Si des abus et des transgressions existent en quelque lieu, que les pasteurs mettent en oeuvre les moyens nécessaires et opportuns pour empêcher catégoriquement leur propagation, et pour éviter de porter dommage à la bonne compréhension de la nature même de l'Eglise. En particulier, ils voudront bien appliquer les normes disciplinaires déjà établies, qui apprennent à connaître et à respecter dans les faits la distinction et la complémentarité de fonctions vitales pour la communion ecclésiale. Ensuite, là ou de telles transgressions sont déjà répandues, il devient absolument impossible de retarder encore l'intervention responsable de l'autorité dont c'est le devoir; par cette intervention, elle devient vrai artisan de communion, laquelle ne peut se bâtir exclusivement qu'autour de la vérité.
Communion, vérité, justice, paix et charité sont des termes interdépendants.(52)
A la lumière de ces principes, on indique ci-dessous les remèdes qui conviennent pour faire face aux abus signalés à nos Dicastères. Les dispositions qui suivent sont tirées de la normative de l'Eglise.
(44) Cf Conc. oecum. Vat. II, Décret Apostolicam actuositatem, AA 24
(45) Jean-Paul II, Exhort. ap. post-synodale Christifideles laici (30 décembre 1988), CL 23: AAS 81 (1989), p. 429.
(46) Cf CIC 208-223
(47) Cf ibid., CIC 225 CIC 226 CIC 227 CIC 231
(48) Cf CIC 225 CIC 228 CIC 229 CIC 231
(49) Cf ibid., CIC 230, dans le cadre de la liturgie; CIC 228 pour d'autres domaines du ministère sacré; ce dernier paragraphe s'étend encore à d'autres sphères, en dehors du ministère des clercs.
(50) Ibid., CIC 228
(51) Ibid., CIC 230 cf CIC 517 CIC 776 CIC 861 CIC 910 CIC 943 CIC 1112.
(52) Cf Sacrée Congrégation pour le Culte Divin et la Discipline des Sacrements, Instruction Inaestimabile donum (avril 1980), introduction: AAS 72 (1980), pp. 331-333.

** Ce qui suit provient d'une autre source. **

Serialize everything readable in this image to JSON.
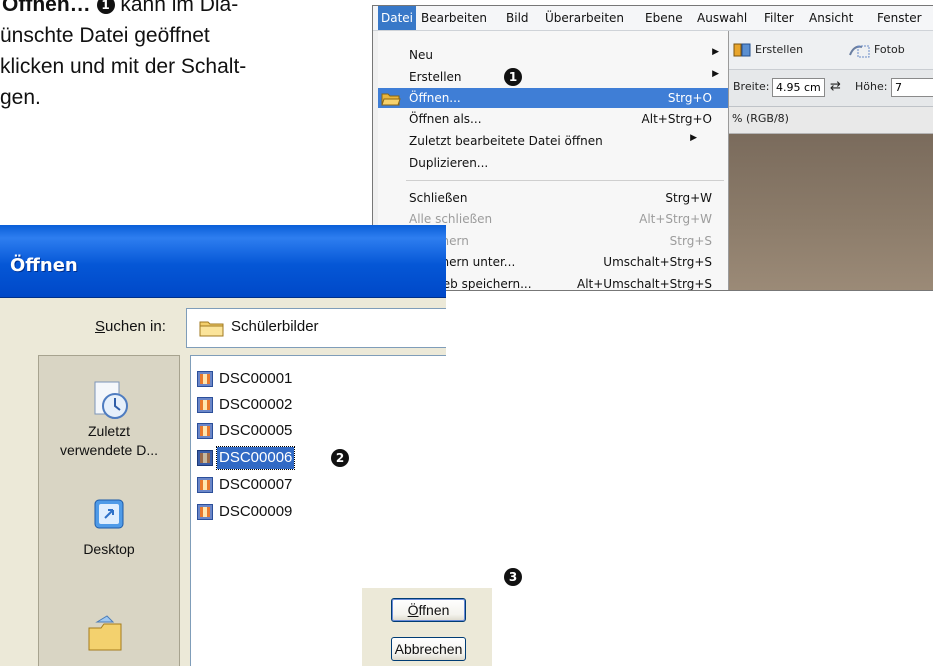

10 Le Saint-Père, dans le discours adressé aux participants au symposium sur la " Collaboration des fidèles laïcs au ministère presbytéral ", a souligné la nécessité d'éclaircir et de distinguer les diverses acceptions prises par le mot " ministère " dans le langage théologique et canonique.(53)
1. " Depuis un certain temps, s'est établi l'usage d'appeler ministères non seulement les officia (offices) et les munera (charges) exercés par les pasteurs en vertu du sacrement de l'Ordre, mais aussi ceux qu'exercent des fidèles non-ordonnés en vertu du sacerdoce baptismal. La question de vocabulaire devient encore plus complexe et délicate quand est reconnue à tous les fidèles la possibilité d'exercer en tant que suppléants, par délégation officielle accordée par les pasteurs certaines fonctions plus spécifiques des clercs, mais qui n'exigent pourtant pas le caractère de l'Ordre. Il faut reconnaître que le langage devient incertain, confus, et donc inutile pour exprimer la doctrine de la foi, chaque fois que, de quelque manière que ce soit, est voilée la différence "d'essence et pas seulement de degré" qui existe entre le sacerdoce baptismal et le sacerdoce ordonné ".(54)
2. " Ce qui a permis, dans quelques cas, l'extension du terme ministère aux munera propres aux fidèles laïcs, c'est le fait qu'eux aussi, à leur mesure, sont une participation à l'unique sacerdoce du Christ. Les officia, qui leur sont confiés temporairement, sont au contraire exclusivement le résultat d'une délégation de l'Eglise. Seule une constante référence à l'unique source que constitue le "ministère du Christ" (...) permet, dans une certaine mesure, d'appliquer aussi aux fidèles laïcs le terme de ministère, sans ambiguïté: c'est-à-dire sans qu'il soit perçu et vécu comme une aspiration indue au ministère ordonné, ou comme une érosion progressive de sa spécificité.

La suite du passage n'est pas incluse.